An Analysis of the Top Tech YouTube Channels with Python

0 The YouTube API
Did you know that YouTube had an API? And did you know that this API can be used to get all the data you need for a cool data science project? Well, now you do. In this article we will demonstrate how to use it to get a rich dataset which will allow us to analyze and compare the top tech channels.
In order to be able to make requests to the YouTube API we need to follow these steps:
- Create a new project in your Google Developers Console – all you need is a Google account to do this
- Request an API key on the "CREDENTIALS" tab by clicking "CREATE CREDENTIALS"
- Enable the YouTube API service by clicking on "ENABLE APIS AND SERVICES" on your dashboard then search and tick the "YouTube Data API v3"
And we are now ready to call the API to get our data.
A more detailed version of these explanations are available on Google documentation if necessary:
Now that we have everything we need, let's get coding!
In this article we will:
- Get a channel basic information (creation date, description, number of videos, number of subscribers, …)
- Get all video details of this channel (title, description, duration, views, likes, …)
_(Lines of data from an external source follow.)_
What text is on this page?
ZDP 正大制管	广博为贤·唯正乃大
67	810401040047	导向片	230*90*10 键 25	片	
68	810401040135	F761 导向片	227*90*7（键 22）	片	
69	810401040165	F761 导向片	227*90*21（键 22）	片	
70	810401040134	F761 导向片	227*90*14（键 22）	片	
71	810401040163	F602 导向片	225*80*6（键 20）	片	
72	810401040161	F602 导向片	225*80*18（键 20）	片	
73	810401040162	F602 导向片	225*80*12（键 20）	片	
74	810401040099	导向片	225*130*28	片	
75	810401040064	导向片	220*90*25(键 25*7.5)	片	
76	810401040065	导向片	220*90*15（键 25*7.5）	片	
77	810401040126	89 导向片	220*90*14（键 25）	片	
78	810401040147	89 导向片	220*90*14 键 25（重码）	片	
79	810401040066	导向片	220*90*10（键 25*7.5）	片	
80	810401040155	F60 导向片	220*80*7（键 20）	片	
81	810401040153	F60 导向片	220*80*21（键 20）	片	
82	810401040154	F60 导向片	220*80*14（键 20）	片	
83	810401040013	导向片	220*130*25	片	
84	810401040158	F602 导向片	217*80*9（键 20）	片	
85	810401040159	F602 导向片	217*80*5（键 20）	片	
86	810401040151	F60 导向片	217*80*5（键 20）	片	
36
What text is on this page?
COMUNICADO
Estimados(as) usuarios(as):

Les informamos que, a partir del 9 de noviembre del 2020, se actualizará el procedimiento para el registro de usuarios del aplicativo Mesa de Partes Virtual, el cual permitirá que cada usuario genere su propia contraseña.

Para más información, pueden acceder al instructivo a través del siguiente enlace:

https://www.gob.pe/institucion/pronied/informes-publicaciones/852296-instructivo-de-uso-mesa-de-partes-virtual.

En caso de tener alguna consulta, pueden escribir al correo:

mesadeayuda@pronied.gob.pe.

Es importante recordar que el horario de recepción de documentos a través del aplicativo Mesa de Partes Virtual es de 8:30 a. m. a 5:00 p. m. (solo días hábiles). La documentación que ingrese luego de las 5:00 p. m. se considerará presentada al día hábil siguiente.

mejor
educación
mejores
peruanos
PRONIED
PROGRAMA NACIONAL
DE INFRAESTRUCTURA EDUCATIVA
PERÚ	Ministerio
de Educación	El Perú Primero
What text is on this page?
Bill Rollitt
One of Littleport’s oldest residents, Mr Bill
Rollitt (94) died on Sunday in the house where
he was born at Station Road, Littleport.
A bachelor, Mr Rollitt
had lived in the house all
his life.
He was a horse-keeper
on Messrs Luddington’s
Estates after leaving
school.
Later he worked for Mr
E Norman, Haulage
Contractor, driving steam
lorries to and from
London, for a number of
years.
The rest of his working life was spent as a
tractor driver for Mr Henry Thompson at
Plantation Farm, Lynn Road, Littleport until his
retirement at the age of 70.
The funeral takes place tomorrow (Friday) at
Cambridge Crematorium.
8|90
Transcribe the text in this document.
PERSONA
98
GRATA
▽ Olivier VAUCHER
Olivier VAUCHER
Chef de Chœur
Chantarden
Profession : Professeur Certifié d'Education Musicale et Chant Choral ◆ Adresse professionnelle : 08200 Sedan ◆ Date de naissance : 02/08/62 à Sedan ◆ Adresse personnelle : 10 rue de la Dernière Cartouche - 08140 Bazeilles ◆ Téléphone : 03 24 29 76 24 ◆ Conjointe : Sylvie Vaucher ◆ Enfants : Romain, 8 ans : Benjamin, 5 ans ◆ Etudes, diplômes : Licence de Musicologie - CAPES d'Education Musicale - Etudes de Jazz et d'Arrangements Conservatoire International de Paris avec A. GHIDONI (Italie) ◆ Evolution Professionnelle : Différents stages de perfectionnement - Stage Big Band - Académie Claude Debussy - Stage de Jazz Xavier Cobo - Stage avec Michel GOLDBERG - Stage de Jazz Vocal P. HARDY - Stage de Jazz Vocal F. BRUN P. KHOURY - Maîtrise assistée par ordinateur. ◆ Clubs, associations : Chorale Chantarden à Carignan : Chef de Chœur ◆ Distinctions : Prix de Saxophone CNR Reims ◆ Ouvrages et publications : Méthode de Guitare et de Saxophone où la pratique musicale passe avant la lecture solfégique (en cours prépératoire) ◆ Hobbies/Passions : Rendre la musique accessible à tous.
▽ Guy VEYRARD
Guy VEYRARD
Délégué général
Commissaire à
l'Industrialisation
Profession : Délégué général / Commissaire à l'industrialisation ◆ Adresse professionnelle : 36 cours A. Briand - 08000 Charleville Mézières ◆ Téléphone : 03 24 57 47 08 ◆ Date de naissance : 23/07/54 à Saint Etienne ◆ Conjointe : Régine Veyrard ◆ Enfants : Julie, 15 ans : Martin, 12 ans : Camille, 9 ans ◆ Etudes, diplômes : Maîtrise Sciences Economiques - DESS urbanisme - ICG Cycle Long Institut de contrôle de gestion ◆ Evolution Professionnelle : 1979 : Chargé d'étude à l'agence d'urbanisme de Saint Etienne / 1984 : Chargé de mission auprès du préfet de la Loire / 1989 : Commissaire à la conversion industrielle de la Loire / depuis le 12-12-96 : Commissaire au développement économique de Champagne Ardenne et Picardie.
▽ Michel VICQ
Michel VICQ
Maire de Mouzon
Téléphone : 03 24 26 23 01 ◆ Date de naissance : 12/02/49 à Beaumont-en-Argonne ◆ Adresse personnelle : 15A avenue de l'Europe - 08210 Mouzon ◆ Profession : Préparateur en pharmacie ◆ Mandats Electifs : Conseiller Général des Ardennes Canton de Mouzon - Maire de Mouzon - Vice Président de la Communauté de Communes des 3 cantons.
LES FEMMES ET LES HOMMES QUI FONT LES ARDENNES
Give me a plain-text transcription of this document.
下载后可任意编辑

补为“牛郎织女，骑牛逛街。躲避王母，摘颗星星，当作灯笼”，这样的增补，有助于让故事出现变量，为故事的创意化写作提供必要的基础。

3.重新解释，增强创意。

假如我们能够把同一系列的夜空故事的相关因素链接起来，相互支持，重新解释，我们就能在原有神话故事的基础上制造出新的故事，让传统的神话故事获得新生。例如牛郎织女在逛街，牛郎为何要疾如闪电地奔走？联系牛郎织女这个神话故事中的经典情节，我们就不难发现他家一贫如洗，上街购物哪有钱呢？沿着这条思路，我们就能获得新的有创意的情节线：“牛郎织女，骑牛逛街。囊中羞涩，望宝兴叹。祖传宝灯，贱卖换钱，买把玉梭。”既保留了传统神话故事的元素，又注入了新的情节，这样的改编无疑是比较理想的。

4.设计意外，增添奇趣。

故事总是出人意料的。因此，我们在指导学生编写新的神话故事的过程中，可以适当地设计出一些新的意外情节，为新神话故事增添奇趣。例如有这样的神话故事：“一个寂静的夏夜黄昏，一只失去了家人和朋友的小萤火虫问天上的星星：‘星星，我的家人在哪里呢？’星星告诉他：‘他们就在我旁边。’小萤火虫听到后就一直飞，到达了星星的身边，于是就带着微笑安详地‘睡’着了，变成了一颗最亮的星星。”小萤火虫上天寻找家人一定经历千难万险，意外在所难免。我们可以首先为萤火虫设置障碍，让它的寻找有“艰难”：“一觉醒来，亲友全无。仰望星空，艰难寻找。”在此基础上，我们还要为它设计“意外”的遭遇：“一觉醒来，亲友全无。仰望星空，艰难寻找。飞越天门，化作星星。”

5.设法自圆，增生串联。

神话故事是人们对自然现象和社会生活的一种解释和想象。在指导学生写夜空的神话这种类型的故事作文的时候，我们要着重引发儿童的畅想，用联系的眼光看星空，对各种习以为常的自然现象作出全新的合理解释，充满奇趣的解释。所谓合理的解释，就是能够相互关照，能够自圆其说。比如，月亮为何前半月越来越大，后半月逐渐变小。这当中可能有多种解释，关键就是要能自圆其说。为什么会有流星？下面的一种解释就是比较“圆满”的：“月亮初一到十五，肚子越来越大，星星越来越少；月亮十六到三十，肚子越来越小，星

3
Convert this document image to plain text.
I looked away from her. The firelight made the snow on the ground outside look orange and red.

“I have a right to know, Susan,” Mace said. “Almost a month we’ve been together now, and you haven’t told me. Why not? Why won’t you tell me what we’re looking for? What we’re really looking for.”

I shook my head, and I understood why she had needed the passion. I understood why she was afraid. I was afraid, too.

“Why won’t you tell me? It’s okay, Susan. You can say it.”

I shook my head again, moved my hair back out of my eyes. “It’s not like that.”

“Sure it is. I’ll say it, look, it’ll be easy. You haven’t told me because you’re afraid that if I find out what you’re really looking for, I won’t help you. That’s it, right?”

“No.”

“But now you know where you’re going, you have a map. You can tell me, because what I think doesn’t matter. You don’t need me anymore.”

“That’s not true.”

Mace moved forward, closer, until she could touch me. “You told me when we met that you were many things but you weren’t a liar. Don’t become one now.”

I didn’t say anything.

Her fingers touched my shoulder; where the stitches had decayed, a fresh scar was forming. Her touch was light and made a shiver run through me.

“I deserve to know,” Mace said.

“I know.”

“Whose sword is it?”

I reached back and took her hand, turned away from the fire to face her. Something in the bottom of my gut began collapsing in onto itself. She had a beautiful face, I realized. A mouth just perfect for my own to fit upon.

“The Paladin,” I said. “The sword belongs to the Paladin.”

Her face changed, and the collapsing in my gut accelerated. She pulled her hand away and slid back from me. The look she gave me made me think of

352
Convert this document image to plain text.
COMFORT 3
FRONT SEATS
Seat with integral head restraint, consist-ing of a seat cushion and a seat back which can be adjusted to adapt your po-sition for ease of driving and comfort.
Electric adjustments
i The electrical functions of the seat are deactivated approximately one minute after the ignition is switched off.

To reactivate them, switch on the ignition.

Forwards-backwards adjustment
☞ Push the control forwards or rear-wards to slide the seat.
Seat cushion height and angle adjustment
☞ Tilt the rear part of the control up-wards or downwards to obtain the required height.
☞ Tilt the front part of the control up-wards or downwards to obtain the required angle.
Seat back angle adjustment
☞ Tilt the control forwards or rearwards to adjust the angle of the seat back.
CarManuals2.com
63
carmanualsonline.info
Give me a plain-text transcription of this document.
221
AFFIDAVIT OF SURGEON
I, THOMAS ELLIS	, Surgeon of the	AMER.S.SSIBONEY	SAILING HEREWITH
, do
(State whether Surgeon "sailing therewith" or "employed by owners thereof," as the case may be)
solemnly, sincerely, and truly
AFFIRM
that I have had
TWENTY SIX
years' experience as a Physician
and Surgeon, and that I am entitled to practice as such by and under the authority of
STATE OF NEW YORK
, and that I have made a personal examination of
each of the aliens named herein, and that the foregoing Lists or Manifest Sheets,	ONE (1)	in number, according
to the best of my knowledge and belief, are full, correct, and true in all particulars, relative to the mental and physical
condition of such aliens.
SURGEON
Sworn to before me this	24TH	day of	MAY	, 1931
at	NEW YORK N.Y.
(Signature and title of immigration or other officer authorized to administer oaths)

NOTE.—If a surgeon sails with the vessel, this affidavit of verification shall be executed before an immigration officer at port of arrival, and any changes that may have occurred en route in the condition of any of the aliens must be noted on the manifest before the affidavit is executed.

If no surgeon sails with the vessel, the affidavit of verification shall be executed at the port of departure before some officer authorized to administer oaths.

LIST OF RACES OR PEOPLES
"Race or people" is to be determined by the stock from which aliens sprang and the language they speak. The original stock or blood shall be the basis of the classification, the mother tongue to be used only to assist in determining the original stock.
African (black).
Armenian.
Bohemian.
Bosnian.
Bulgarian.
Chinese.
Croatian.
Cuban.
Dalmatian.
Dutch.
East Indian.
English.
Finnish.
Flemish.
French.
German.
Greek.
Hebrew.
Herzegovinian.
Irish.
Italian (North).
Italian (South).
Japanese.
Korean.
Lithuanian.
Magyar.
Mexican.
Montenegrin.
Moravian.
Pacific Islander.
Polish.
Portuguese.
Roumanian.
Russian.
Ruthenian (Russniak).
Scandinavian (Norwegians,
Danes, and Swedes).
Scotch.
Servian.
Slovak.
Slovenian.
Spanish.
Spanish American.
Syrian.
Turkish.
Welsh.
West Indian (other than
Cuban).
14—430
- Do this for the 5 channels we want to investigate
- Build some (interesting) analyses around this data
In order to kick start our project, we first need to install the google api client library (pip install google-api-Python-client
) and import the 2 libraries we will use throughout (pandas and the google api client library). We also store our API key and build this youtube object which will allow us to make the API calls, as described in the code below.
import pandas as pd
from googleapiclient.discovery import build
# API configuration
api_key = 'YOUR API KEY FROM STEP 0'
YouTube = build('youtube', 'v3', developerKey=api_key)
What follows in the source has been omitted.